The uncertainty (SE) of the reconstruction was estimated according to the formula

$$\text{SE}=\sqrt{\frac{1}{n-2}{\displaystyle \sum }_{i=1}^n{({\widehat{y}}_i-y_i)}^2},$$

where ${\widehat{y}}_i$ and $y_i$ denote the reconstructed and observed runoff, respectively, and n is the length of the reconstructed series.

Definition of High/Low Stream Flow Years in This Paper.

According to the Chinese hydrological forecasting standard (68), we defined extreme high/low flow years based on the relationship between runoff value of each year and the value of the multiyear average (410.24 × 10⁸ m³, 1492 to 2013 CE). An extreme high-flow year is one with runoff 20% (runoff >492.30 × 10⁸ m³) greater than average; a high-flow year is one with runoff 10% (runoff >451.27 × 10⁸ m³) greater than average; a normal year is one with runoff within 10% (369.22 × 10⁸ m³ ≤ runoff ≤ 451.27 × 10⁸ m³) of the average; a low-flow year is one with runoff 10% (runoff <369.22 × 10⁸ m³) below average; and an extreme low-flow year is one with runoff 20% (runoff <328.20 × 10⁸ m³) below average. During 1492 to 1960 CE (469 y), there were 30 (30/469 = 6.4%)/26 (5.5%) extreme high/low flow years and 83 (17.7%)/78 (16.6%) high/low flow years (Fig. 4). During 1961 to 2013 CE (53 y), there should be 1 (1.9%)/4 (7.6%) extreme high/low flow years and 8 (15.1%)/9 (17.0%) high/low flow years in the reconstructed theoretical runoff. However, during the same period 1961 to 2013 CE, the observed runoff showed that there were 7 (13.2%)/32 (60.4%) extreme high/low flow years and 2 (3.8%)/5 (9.4%) high/low flow years.

Periodicity Analysis of the YR Runoff Reconstruction.

We calculated the periodicities in YR runoff reconstruction using the multitaper method of spectral analysis (69), which is a powerful tool in spectral estimation. The result shows that the YR runoff displays 2.1 to 3.5a, 10.0a, and 24.4a cycles at 95% confidence level and 6.4a, 8.3a, 13.0a, 48.8a, and 204a cycles at 90% confidence level (SI Appendix, Fig. S7). The interannual and decadal cycles are related to the frequency domains of ENSO and PDO, respectively (70).

Water Consumption for Agricultural Irrigation.

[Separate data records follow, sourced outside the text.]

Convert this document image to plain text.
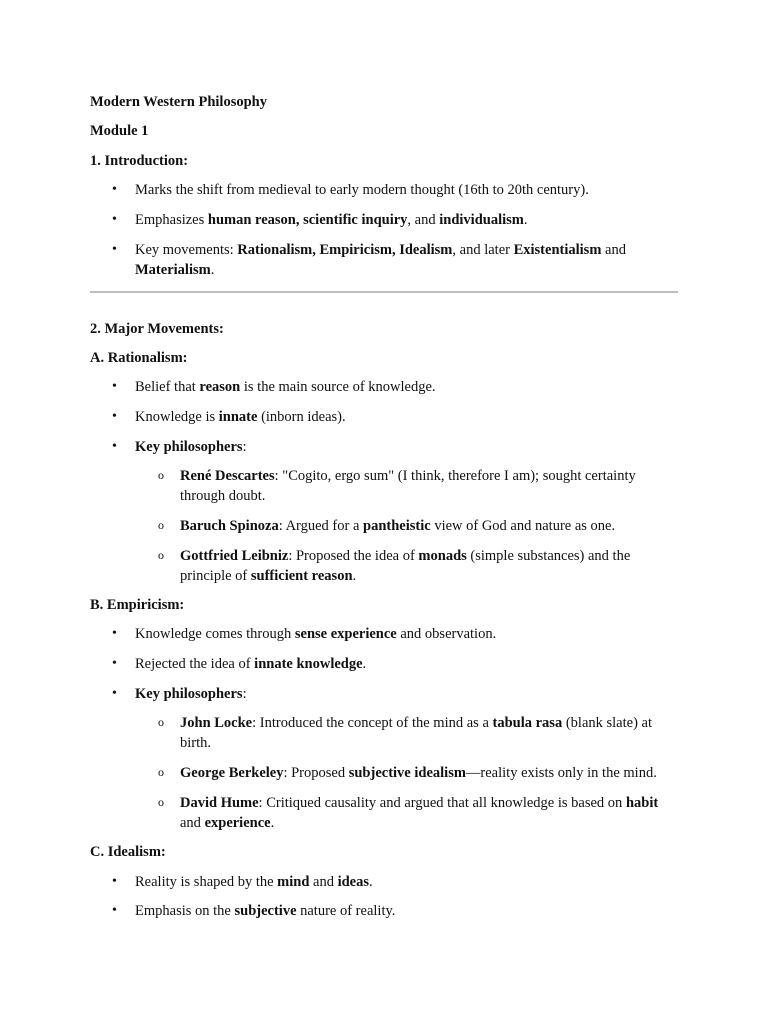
Modern Western Philosophy
Module 1
1. Introduction:
• Marks the shift from medieval to early modern thought (16th to 20th century).
• Emphasizes human reason, scientific inquiry, and individualism.
• Key movements: Rationalism, Empiricism, Idealism, and later Existentialism and
Materialism.
2. Major Movements:
A. Rationalism:
• Belief that reason is the main source of knowledge.
• Knowledge is innate (inborn ideas).
• Key philosophers:
o René Descartes: "Cogito, ergo sum" (I think, therefore I am); sought certainty
through doubt.
o Baruch Spinoza: Argued for a pantheistic view of God and nature as one.
o Gottfried Leibniz: Proposed the idea of monads (simple substances) and the
principle of sufficient reason.
B. Empiricism:
• Knowledge comes through sense experience and observation.
• Rejected the idea of innate knowledge.
• Key philosophers:
o John Locke: Introduced the concept of the mind as a tabula rasa (blank slate) at
birth.
o George Berkeley: Proposed subjective idealism—reality exists only in the mind.
o David Hume: Critiqued causality and argued that all knowledge is based on habit
and experience.
C. Idealism:
• Reality is shaped by the mind and ideas.
• Emphasis on the subjective nature of reality.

The main WCHA is agricultural irrigation in Inner Mongolia, Ningxia, Gansu, Shanxi, and Shaanxi provinces along the YR, with an average total amount of 130.44 × 10⁸ m³/y over the observation period 1998 to 2017 CE. Water withdrawal for other types of usage is 52.75 × 10⁸ m³/y (Yellow River Water Resources Bulletin of 1998 to 2017 CE). From 1998 to 2017 CE, the average water consumption for irrigation in Ningxia and Inner Mongolia provinces was 30.98 × 10⁸ m³/y (23.75% of the five provinces) and 52.42 × 10⁸ m³/y (40.19% of the five provinces), respectively. This indicates that Ningxia and Inner Mongolia were the main irrigation areas within the YR basin.

Data and Materials Availability.

All data are available in the paper or SI Appendix.